I’m trying to limit my calories and work out more often. So far, I’ve had limited success. Working a stressful, sit-down job may be working against me, but I will not make excuses. All I can do is try… and hope I don’t run into too many “friends” offering words of encouragement like, “Gee, your wife must be a good cook… Wow, you’ve really put on weight,” or my favorite, “Dude, you’re killing yourself eating that.”

Again, thanks for bringing me face-to-face with myself. I don’t have mirrors in my house.

The only thing worse than being overweight is having someone tell you there should be a “Wide Load” sign attached to your posterior.

So we, the overweight, go through life giving our fabulously fit friends the benefit of the doubt. Surely, they don’t mean to make us feel bad… do they?

Comments from strangers, now those are a little harder to swallow. I canceled my membership at one gym because I kept getting lectured by two old guys who obviously were in love with their trim bodies.

One guy never failed to greet me with, “I’ll tell you how to get rid of that spare tire. Push yourself away from the table.” At other times, his admonition was, “Stay away from the beer.” Thanks, I’ll cut back from the four beers I have each year to two. Okay, one.

I always felt relief each time I got in and out of the locker room without seeing Mr. Goodyear Tire and Rubber Company… or his evil twin, Mr. I Used To Be Fat Like You.

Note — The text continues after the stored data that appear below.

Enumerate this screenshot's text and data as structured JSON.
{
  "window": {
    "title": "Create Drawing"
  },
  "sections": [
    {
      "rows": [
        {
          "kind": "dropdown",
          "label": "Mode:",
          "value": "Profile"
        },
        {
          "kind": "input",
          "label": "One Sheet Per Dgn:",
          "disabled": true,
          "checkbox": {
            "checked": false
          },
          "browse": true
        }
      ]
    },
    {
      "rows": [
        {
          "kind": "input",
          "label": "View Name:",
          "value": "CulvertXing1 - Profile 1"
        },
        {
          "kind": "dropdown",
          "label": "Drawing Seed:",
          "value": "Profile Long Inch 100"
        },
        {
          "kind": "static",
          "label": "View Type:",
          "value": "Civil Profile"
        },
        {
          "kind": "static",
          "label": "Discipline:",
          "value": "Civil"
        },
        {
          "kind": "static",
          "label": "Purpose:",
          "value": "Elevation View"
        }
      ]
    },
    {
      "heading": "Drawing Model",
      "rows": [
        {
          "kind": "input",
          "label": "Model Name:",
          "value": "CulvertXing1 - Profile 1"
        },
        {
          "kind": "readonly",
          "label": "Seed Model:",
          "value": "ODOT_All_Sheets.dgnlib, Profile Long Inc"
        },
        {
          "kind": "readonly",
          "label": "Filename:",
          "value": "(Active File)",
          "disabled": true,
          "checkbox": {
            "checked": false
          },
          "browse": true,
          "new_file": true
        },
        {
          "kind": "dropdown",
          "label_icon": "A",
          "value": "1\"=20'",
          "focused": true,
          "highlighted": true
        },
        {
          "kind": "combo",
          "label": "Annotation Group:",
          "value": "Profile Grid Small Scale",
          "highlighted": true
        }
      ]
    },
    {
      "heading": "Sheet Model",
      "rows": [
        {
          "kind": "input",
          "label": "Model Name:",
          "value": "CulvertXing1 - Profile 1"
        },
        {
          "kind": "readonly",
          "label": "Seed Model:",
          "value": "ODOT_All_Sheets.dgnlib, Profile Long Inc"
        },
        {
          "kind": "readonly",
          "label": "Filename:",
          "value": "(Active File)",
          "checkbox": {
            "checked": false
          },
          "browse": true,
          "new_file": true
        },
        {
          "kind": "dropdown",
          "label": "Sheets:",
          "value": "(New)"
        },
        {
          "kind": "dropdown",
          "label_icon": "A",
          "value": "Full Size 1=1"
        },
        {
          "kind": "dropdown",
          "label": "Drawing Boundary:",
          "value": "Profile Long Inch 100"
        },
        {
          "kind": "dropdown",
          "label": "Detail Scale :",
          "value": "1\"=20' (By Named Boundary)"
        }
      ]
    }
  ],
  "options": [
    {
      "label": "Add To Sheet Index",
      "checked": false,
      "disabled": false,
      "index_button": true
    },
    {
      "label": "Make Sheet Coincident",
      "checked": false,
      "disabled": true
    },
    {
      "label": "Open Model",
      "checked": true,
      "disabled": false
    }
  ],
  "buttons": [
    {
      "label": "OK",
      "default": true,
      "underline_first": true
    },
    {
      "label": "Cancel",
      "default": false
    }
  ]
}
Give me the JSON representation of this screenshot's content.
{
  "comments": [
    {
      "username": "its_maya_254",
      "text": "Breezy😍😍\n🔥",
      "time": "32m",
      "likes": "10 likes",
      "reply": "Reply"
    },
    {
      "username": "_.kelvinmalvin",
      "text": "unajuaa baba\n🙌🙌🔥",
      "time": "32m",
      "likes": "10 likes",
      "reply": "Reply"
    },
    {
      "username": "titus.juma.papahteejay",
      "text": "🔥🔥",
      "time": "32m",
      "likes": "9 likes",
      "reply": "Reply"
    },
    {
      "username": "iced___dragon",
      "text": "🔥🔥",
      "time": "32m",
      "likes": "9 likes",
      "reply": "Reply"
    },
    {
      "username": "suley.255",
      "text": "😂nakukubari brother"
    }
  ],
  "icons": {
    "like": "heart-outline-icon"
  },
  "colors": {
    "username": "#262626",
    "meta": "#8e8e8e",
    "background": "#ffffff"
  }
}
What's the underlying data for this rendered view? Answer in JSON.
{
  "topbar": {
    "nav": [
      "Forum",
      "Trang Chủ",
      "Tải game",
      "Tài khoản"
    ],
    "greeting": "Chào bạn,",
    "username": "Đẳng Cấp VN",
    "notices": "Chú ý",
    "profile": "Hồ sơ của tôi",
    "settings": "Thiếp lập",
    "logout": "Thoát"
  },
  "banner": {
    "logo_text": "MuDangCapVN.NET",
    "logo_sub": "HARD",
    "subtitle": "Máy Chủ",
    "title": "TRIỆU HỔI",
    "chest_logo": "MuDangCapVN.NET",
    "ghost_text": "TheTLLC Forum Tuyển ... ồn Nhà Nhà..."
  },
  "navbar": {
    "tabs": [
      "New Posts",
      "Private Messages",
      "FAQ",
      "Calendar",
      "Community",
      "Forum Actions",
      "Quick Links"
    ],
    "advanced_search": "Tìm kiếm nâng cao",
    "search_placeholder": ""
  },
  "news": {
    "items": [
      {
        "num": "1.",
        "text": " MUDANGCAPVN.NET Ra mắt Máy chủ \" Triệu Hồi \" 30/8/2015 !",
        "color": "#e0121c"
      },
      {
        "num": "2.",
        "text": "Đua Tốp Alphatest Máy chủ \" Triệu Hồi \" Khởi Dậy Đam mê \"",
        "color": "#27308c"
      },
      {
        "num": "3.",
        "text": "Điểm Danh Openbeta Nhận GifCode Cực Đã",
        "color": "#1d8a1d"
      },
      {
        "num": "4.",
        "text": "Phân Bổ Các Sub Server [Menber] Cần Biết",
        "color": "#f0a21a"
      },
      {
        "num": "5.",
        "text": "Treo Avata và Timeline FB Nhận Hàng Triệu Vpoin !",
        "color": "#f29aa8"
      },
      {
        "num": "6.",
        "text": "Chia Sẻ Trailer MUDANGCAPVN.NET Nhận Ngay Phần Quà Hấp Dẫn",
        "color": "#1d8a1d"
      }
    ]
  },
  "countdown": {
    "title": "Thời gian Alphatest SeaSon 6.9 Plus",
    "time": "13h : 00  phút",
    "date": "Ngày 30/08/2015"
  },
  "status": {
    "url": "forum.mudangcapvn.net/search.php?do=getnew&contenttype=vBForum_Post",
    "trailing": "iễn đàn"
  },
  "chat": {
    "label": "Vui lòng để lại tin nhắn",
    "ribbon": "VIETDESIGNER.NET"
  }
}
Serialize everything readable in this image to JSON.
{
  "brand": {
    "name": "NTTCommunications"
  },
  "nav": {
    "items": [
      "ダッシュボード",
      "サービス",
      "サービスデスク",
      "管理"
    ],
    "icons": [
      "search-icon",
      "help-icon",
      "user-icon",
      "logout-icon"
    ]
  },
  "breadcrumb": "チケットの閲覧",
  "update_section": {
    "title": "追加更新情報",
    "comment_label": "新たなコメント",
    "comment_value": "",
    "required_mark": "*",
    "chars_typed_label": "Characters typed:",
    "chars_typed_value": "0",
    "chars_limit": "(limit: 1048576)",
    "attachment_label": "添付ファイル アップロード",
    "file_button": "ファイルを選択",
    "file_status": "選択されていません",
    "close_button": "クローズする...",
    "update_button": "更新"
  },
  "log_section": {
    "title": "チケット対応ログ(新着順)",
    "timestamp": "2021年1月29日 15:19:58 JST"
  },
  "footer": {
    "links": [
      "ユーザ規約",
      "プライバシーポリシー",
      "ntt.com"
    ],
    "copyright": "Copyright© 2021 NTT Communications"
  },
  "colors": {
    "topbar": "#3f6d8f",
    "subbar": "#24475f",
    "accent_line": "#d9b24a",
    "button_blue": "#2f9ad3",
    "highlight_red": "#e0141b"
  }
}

Chris Powell, the subject of our cover story, experienced his share of snide remarks before he changed his lifestyle and his body. Every overweight person has.

We’re proud to present our exclusive interview with Chris. He understands that truly caring about people and treating them with respect is essential for success in the war against fat.

For all of you who haven’t figured out how to best help your overweight “friends,” I suggest you carefully read and ponder Chris Powell’s words.

Meanwhile, I’ll keep trying to lose weight — not because I want your approval, but because I want to be healthy and happy.

You see, this may come as a surprise to you, but I don’t really want to be like you. Sure, I’d like to have your lean, ripped body… but you can keep your tongue.